MCP (Model Context Protocol)

Connect Capture API to any MCP-compatible AI client (Claude, Cursor, Codex, OpenCode, VS Code, and more) using the Model Context Protocol. Generate screenshots, PDFs, extract content, and drive browser sessions directly from AI conversations.

What is MCP?

The Model Context Protocol (MCP) lets any MCP-compatible AI client connect directly to Capture's API, enabling you to capture screenshots, generate PDFs, extract content, and drive interactive browser sessions from your AI conversations.

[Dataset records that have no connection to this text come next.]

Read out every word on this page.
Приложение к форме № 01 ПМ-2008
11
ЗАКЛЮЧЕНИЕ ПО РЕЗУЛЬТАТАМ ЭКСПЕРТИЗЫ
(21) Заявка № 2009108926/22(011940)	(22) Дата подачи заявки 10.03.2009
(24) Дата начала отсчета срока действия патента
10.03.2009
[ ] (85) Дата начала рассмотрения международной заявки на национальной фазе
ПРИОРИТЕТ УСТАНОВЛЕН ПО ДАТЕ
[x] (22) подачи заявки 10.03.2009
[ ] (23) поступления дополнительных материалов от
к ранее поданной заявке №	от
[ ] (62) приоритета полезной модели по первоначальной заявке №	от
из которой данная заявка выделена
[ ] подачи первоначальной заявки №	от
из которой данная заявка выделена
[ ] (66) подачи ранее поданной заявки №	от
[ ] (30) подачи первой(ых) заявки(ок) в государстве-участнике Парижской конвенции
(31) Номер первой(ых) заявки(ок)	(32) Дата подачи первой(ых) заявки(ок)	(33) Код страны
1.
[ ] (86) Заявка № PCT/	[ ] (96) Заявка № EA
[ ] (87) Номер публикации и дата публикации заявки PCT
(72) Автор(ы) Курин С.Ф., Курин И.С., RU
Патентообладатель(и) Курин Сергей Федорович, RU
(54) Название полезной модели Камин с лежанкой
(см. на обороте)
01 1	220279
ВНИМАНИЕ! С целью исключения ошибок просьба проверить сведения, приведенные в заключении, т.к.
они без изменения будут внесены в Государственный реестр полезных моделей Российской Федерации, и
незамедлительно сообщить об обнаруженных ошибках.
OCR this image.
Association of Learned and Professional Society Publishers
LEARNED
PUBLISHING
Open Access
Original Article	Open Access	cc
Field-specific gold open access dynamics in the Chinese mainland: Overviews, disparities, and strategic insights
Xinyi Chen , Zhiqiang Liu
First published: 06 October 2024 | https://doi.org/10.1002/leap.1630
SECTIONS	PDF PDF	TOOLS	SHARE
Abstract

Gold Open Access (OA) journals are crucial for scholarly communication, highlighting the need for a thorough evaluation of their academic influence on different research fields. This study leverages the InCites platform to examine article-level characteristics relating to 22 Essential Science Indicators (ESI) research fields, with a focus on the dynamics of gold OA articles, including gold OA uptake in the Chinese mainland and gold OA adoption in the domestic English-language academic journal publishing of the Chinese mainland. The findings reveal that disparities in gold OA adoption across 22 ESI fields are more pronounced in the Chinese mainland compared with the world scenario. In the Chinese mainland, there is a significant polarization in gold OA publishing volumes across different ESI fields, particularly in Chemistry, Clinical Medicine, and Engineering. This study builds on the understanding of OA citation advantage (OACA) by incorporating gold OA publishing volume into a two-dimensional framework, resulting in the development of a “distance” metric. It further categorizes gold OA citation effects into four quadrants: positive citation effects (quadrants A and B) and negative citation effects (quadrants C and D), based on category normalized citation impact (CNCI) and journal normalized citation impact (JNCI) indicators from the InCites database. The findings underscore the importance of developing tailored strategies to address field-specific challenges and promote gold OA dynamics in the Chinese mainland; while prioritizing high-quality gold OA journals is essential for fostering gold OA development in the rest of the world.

Capture runs a remote MCP server over Streamable HTTP, so it works with any client that supports remote MCP servers — including Claude, Cursor, Codex, OpenCode, VS Code, and others.

Connection Details

Most MCP clients only need two things:

Field	Value
Server URL	`https://capture.page/mcp/v1`
Transport	Streamable HTTP
Auth header	`Authorization: Bearer YOUR_TOKEN_HERE`

Get Your Bearer Token

Visit the MCP Integration page in your Capture dashboard to get your auto-generated Bearer token. This token authenticates your MCP connection and combines your API key and secret.

Setup

Config formats differ between clients — use the example that matches yours and replace YOUR_TOKEN_HERE with your Bearer token. Any client not shown here can be configured with the Server URL and Authorization header from the table above, following its own MCP docs.

JSON config (Claude, Cursor, VS Code, and similar)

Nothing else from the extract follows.